Sur la commémoration de la mort de Napoléon
À la différence de l’Histoire, qui est principalement l’affaire des historiens, la politique de mémoire est, partout dans le monde, celle de l’ensemble de la société et de sa représentation politique. Il s’agit donc de deux domaines distincts, quoiqu’étroitement liés : l’interprétation historique se doit de respecter les faits. Toutefois, le choix de valoriser tel événement ou tel personnage appartient aux élus issus du suffrage universel.

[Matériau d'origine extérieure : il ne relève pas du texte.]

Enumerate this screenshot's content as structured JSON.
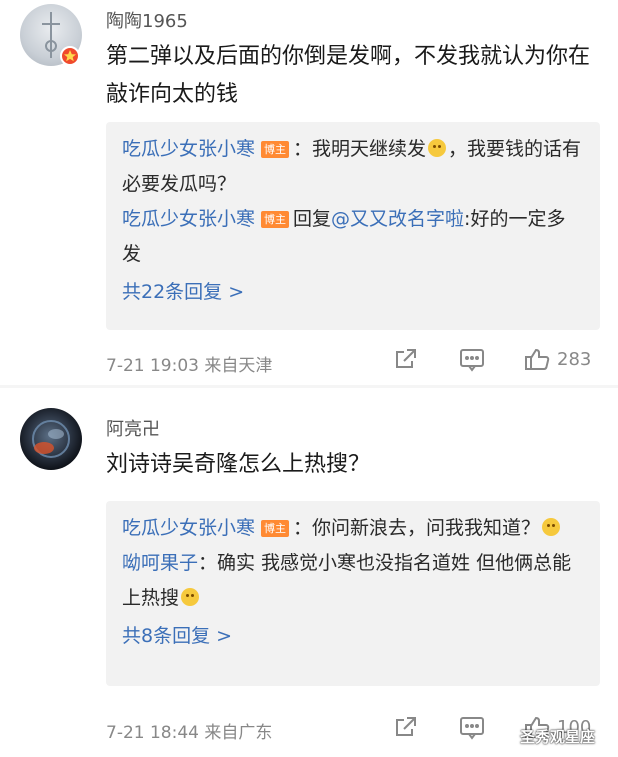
{
  "comments": [
    {
      "username": "陶陶1965",
      "text": "第二弹以及后面的你倒是发啊，不发我就认为你在敲诈向太的钱",
      "replies": [
        {
          "name": "吃瓜少女张小寒",
          "tag": "博主",
          "text_before": "：我明天继续发",
          "emoji": "emoji",
          "text_after": "，我要钱的话有必要发瓜吗？"
        },
        {
          "name": "吃瓜少女张小寒",
          "tag": "博主",
          "prefix": "回复",
          "mention": "@又又改名字啦",
          "text": ":好的一定多发"
        }
      ],
      "more": "共22条回复 >",
      "time": "7-21 19:03",
      "location": "来自天津",
      "likes": "283"
    },
    {
      "username": "阿亮卍",
      "text": "刘诗诗吴奇隆怎么上热搜？",
      "replies": [
        {
          "name": "吃瓜少女张小寒",
          "tag": "博主",
          "text": "：你问新浪去，问我我知道？"
        },
        {
          "name": "呦呵果子",
          "text": "：确实 我感觉小寒也没指名道姓 但他俩总能上热搜"
        }
      ],
      "more": "共8条回复 >",
      "time": "7-21 18:44",
      "location": "来自广东",
      "likes": "100"
    }
  ],
  "watermark": "圣秀观星座",
  "icons": {
    "share": "share-icon",
    "comment": "comment-icon",
    "like": "thumbs-up-icon",
    "avatar_badge": "flag-badge-icon"
  },
  "colors": {
    "link": "#3b6fb8",
    "tag": "#ff8a33",
    "badge": "#f04a2c",
    "reply_bg": "#f2f2f2"
  }
}
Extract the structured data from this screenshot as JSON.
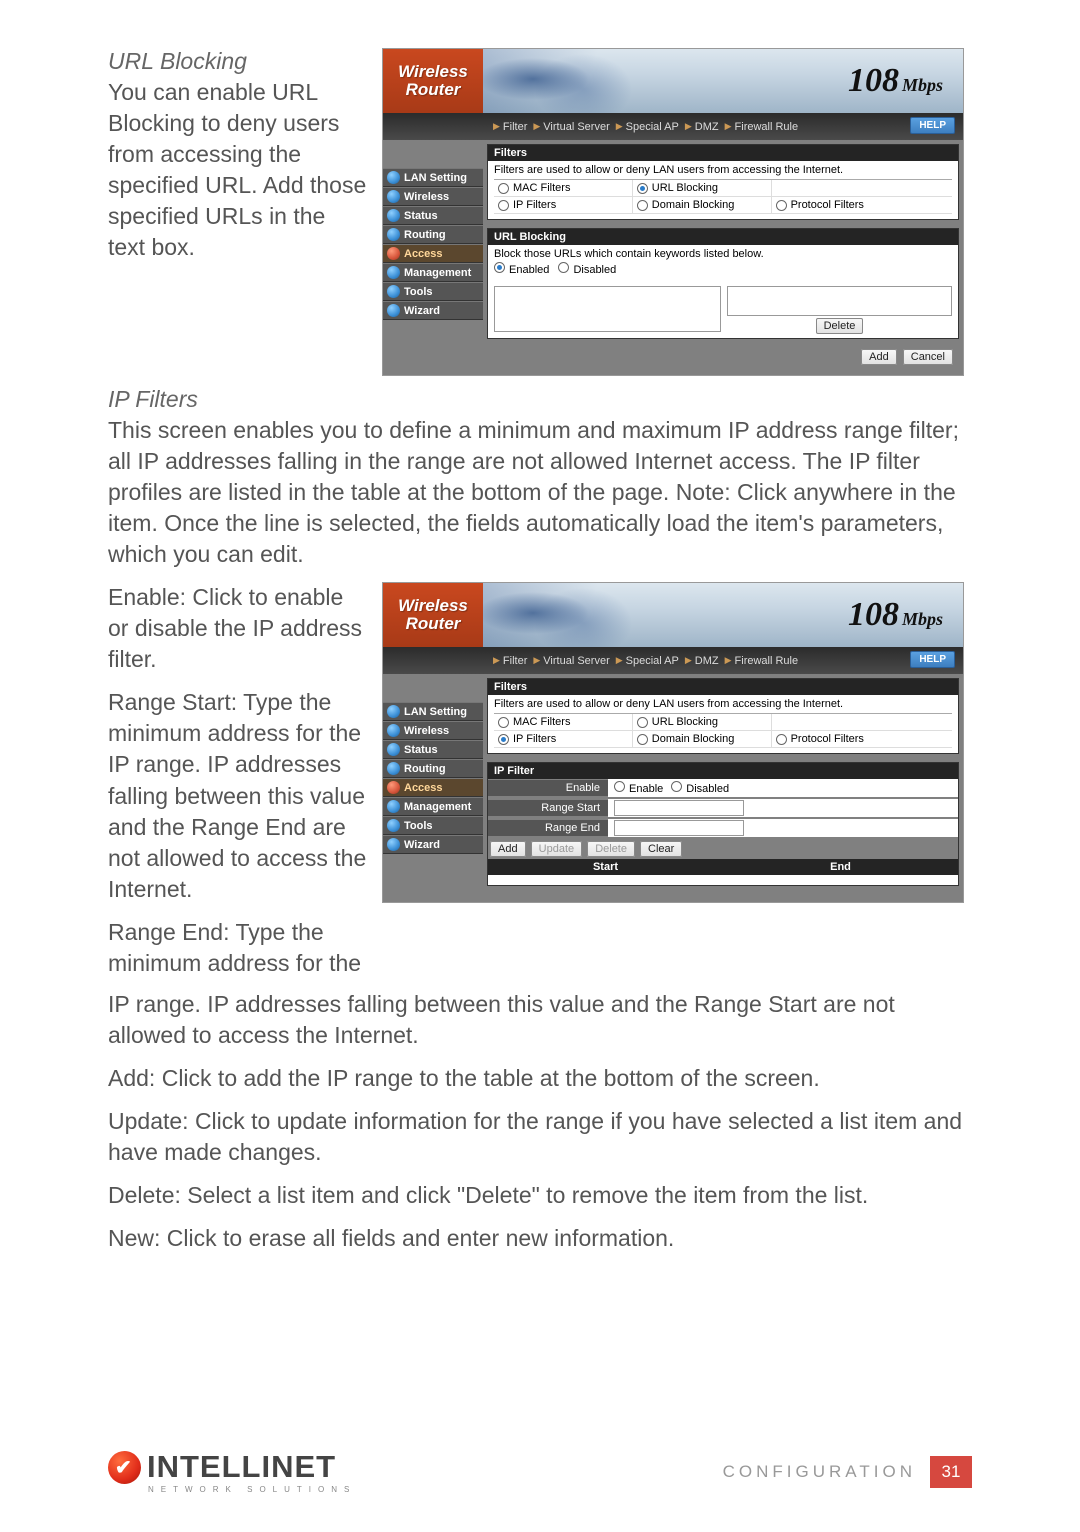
{
  "section1": {
    "heading": "URL Blocking",
    "body": "You can enable URL Blocking to deny users from accessing the specified URL. Add those specified URLs in the text box."
  },
  "section2": {
    "heading": "IP Filters",
    "intro": "This screen enables you to define a minimum and maximum IP address range filter; all IP addresses falling in the range are not allowed Internet access. The IP filter profiles are listed in the table at the bottom of the page. Note: Click anywhere in the item. Once the line is selected, the fields automatically load the item's parameters, which you can edit.",
    "enable": "Enable: Click to enable or disable the IP address filter.",
    "rangeStart": "Range Start: Type the minimum address for the IP range. IP addresses falling between this value and the Range End are not allowed to access the Internet.",
    "rangeEndA": "Range End: Type the minimum address for the",
    "rangeEndB": "IP range. IP addresses falling between this value and the Range Start are not allowed to access the Internet.",
    "add": "Add: Click to add the IP range to the table at the bottom of the screen.",
    "update": "Update: Click to update information for the range if you have selected a list item and have made changes.",
    "delete": "Delete: Select a list item and click \"Delete\" to remove the item from the list.",
    "new": "New: Click to erase all fields and enter new information."
  },
  "router": {
    "brandLine1": "Wireless",
    "brandLine2": "Router",
    "speed": "108",
    "speedUnit": "Mbps",
    "help": "HELP",
    "tabs": [
      "Filter",
      "Virtual Server",
      "Special AP",
      "DMZ",
      "Firewall Rule"
    ],
    "nav": [
      "LAN Setting",
      "Wireless",
      "Status",
      "Routing",
      "Access",
      "Management",
      "Tools",
      "Wizard"
    ],
    "filtersHead": "Filters",
    "filtersDesc": "Filters are used to allow or deny LAN users from accessing the Internet.",
    "filterOptions": {
      "mac": "MAC Filters",
      "url": "URL Blocking",
      "ip": "IP Filters",
      "domain": "Domain Blocking",
      "proto": "Protocol Filters"
    },
    "urlBlockHead": "URL Blocking",
    "urlBlockDesc": "Block those URLs which contain keywords listed below.",
    "enabled": "Enabled",
    "disabled": "Disabled",
    "deleteBtn": "Delete",
    "addBtn": "Add",
    "cancelBtn": "Cancel",
    "ipFilterHead": "IP Filter",
    "enableLabel": "Enable",
    "enableOpt": "Enable",
    "disableOpt": "Disabled",
    "rangeStartLabel": "Range Start",
    "rangeEndLabel": "Range End",
    "updateBtn": "Update",
    "clearBtn": "Clear",
    "startCol": "Start",
    "endCol": "End"
  },
  "footer": {
    "brand": "INTELLINET",
    "sub": "NETWORK SOLUTIONS",
    "section": "CONFIGURATION",
    "page": "31"
  }
}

La politique de mémoire : une question complexe
S’agissant des institutions corses, des choix ont été faits par les mandatures ayant précédé l’accession des nationalistes au pouvoir. Ainsi, la salle historique du Conseil Général de la Corse renferme plusieurs bustes dont celui de Sampieru Corsu et, dans le salon d’honneur de la Collectivité de Corse, on peut voir depuis des années Pasquale Paoli et Napoléon Bonaparte. En 2017, nous y avons introduit un buste de Maria Gentile, réalisé par l’artiste Gabriel Diana et faisant entrer la femme dans la statuaire civile corse, d’où elle était quasiment absente. Il s’agissait d’un acte politique au sens noble du terme, à la fois national corse et féministe.

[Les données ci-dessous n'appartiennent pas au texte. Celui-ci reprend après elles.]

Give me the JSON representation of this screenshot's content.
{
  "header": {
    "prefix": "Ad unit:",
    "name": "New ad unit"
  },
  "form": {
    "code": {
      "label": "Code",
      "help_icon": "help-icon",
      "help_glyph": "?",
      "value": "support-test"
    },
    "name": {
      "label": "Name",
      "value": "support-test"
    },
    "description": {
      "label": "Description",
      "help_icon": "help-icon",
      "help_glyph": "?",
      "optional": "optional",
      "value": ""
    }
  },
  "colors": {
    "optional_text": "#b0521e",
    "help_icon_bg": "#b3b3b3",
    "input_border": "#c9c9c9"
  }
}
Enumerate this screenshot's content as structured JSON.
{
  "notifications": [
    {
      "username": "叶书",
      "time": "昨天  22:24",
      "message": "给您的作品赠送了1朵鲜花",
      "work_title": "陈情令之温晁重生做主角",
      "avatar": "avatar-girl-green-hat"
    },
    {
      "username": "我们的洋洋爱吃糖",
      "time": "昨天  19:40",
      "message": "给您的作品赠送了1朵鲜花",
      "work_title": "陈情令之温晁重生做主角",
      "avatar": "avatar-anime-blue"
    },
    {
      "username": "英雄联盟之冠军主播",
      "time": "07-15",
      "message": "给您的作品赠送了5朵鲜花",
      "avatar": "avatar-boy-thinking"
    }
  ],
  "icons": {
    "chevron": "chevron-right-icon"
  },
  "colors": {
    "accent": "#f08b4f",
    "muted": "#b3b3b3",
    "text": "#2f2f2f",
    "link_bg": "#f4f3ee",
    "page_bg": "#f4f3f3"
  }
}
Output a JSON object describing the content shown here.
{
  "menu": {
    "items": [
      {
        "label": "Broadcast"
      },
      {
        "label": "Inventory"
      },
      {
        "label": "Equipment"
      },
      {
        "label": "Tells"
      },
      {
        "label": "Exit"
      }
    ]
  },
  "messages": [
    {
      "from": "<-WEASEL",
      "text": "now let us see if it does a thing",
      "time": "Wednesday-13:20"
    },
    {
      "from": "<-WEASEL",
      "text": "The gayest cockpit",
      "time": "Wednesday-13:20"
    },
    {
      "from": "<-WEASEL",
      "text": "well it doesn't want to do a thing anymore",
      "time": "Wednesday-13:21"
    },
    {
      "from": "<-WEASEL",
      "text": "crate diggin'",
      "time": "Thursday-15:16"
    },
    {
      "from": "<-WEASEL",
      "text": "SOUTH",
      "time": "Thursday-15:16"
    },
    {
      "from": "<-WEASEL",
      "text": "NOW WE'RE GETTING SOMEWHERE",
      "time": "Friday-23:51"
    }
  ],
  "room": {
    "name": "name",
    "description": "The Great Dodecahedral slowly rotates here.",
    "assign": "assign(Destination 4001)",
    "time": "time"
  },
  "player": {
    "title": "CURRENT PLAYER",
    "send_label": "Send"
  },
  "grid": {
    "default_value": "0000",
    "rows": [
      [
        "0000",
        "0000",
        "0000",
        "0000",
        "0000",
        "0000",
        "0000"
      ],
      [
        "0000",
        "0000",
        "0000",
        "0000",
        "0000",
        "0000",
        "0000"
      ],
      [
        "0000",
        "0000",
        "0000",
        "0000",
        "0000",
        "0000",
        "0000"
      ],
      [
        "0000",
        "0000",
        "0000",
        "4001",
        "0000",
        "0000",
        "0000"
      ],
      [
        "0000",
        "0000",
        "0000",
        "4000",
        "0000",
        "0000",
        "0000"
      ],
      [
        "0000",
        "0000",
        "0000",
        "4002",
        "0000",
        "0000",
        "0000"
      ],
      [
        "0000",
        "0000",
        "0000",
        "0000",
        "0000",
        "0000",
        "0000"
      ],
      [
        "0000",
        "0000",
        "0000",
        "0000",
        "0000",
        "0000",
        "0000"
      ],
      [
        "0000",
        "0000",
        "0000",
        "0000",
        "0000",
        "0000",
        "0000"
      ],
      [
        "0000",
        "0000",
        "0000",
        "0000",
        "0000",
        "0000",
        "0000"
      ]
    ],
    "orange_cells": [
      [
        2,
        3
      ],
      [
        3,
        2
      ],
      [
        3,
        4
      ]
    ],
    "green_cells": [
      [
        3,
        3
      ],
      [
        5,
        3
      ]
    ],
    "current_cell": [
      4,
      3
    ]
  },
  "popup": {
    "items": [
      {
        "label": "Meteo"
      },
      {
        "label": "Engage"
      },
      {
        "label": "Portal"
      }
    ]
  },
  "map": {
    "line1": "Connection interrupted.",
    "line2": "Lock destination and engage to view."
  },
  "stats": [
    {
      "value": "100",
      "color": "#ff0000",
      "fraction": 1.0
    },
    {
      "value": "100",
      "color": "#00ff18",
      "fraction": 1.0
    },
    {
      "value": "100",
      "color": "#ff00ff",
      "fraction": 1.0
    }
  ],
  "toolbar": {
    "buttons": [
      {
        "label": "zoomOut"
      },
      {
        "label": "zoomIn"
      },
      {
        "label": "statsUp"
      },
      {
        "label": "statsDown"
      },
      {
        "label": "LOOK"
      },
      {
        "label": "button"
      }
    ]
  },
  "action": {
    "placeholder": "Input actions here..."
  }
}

Déjà à l’époque, certains ont posé la question de savoir s’il ne fallait pas écarter Napoléon Bonaparte au motif qu’il avait causé des guerres particulièrement sanglantes, rétabli l’esclavage et envoyé dans l’île le général Morand de triste mémoire. D’autres souhaitaient que Sampieru soit « déboulonné » pour avoir étranglé son épouse, ce qui rend évidemment sa célébration peu en phase avec les aspirations sociétales actuelles.

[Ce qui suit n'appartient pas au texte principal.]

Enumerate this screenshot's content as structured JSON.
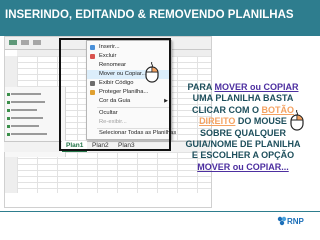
{
  "title": "INSERINDO, EDITANDO & REMOVENDO PLANILHAS",
  "menu": {
    "items": [
      {
        "label": "Inserir..."
      },
      {
        "label": "Excluir"
      },
      {
        "label": "Renomear"
      },
      {
        "label": "Mover ou Copiar...",
        "highlighted": true
      },
      {
        "label": "Exibir Código"
      },
      {
        "label": "Proteger Planilha..."
      },
      {
        "label": "Cor da Guia",
        "submenu": true
      },
      {
        "label": "Ocultar"
      },
      {
        "label": "Re-exibir...",
        "disabled": true
      },
      {
        "label": "Selecionar Todas as Planilhas"
      }
    ]
  },
  "sheet_tabs": [
    "Plan1",
    "Plan2",
    "Plan3"
  ],
  "active_tab": "Plan1",
  "instruction": {
    "part1": "PARA ",
    "mover": "MOVER ou COPIAR",
    "part2": " UMA PLANILHA BASTA CLICAR COM O ",
    "botao": "BOTÃO DIREITO",
    "part3": " DO MOUSE SOBRE QUALQUER GUIA/NOME DE PLANILHA E ESCOLHER A OPÇÃO ",
    "mover2": "MOVER ou COPIAR..."
  },
  "logo_text": "RNP",
  "colors": {
    "title_bar": "#2e7d8e",
    "instruction_text": "#1e4f5c",
    "highlight_blue": "#4d2fa0",
    "highlight_orange": "#f4a261",
    "excel_green": "#217346"
  }
}
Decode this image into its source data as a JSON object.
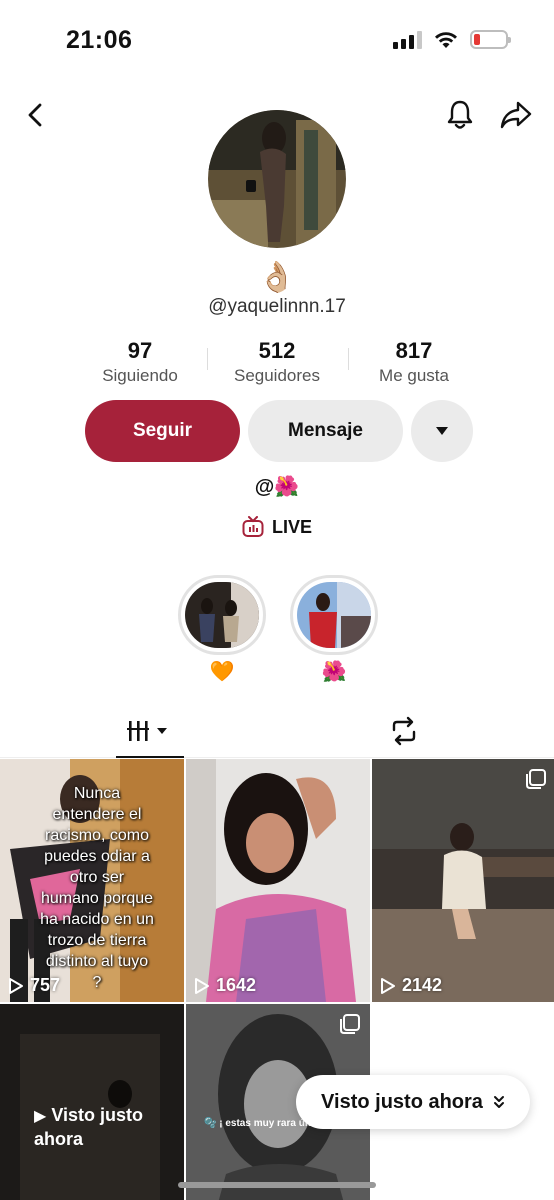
{
  "status_bar": {
    "time": "21:06",
    "battery_color": "#e53935",
    "icons": [
      "signal-icon",
      "wifi-icon",
      "battery-low-icon"
    ]
  },
  "topbar": {
    "icons": [
      "back-icon",
      "bell-icon",
      "share-icon"
    ]
  },
  "profile": {
    "display_emoji": "👌🏼",
    "username": "@yaquelinnn.17",
    "stats": [
      {
        "value": "97",
        "label": "Siguiendo"
      },
      {
        "value": "512",
        "label": "Seguidores"
      },
      {
        "value": "817",
        "label": "Me gusta"
      }
    ],
    "follow_label": "Seguir",
    "message_label": "Mensaje",
    "bio": "@🌺",
    "live_label": "LIVE",
    "accent_color": "#a6223a"
  },
  "highlights": [
    {
      "emoji": "🧡"
    },
    {
      "emoji": "🌺"
    }
  ],
  "tabs": {
    "icons": [
      "videos-grid-icon",
      "repost-icon"
    ]
  },
  "videos": [
    {
      "views": "757",
      "caption": "Nunca entendere el racismo, como puedes odiar a otro ser humano porque ha nacido en un trozo de tierra distinto al tuyo ?"
    },
    {
      "views": "1642"
    },
    {
      "views": "2142"
    },
    {
      "seen_label": "Visto justo ahora"
    },
    {
      "caption": "🫧 ¡ estas muy rara últim"
    }
  ],
  "toast": {
    "label": "Visto justo ahora"
  }
}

Ce sont là des questions sérieuses qui relèvent de la gestion des symboles, donc d’un aspect non négligeable de la politique. Elles appellent une approche complexe, dépassionnée et exempte de calculs politiciens. Il convient tout d’abord de ne pas réduire un homme à l’un de ses actes (dans un contexte différent, le domaine judiciaire, les avocats savent dénoncer cet écueil), ni de juger un personnage d’une autre époque avec notre système de valeurs actuel. Pasquale Paoli, que nous vénérons comme beaucoup de nos compatriotes, a fait brûler certains villages corses. Humaniste – mais comme on pouvait l’être de son temps – il a cependant fait passer par les armes – et parfois même dépecer [1] – nombre de ses contemporains. Sa correspondance en témoigne, ainsi que son propre journal officiel, les Ragguagli.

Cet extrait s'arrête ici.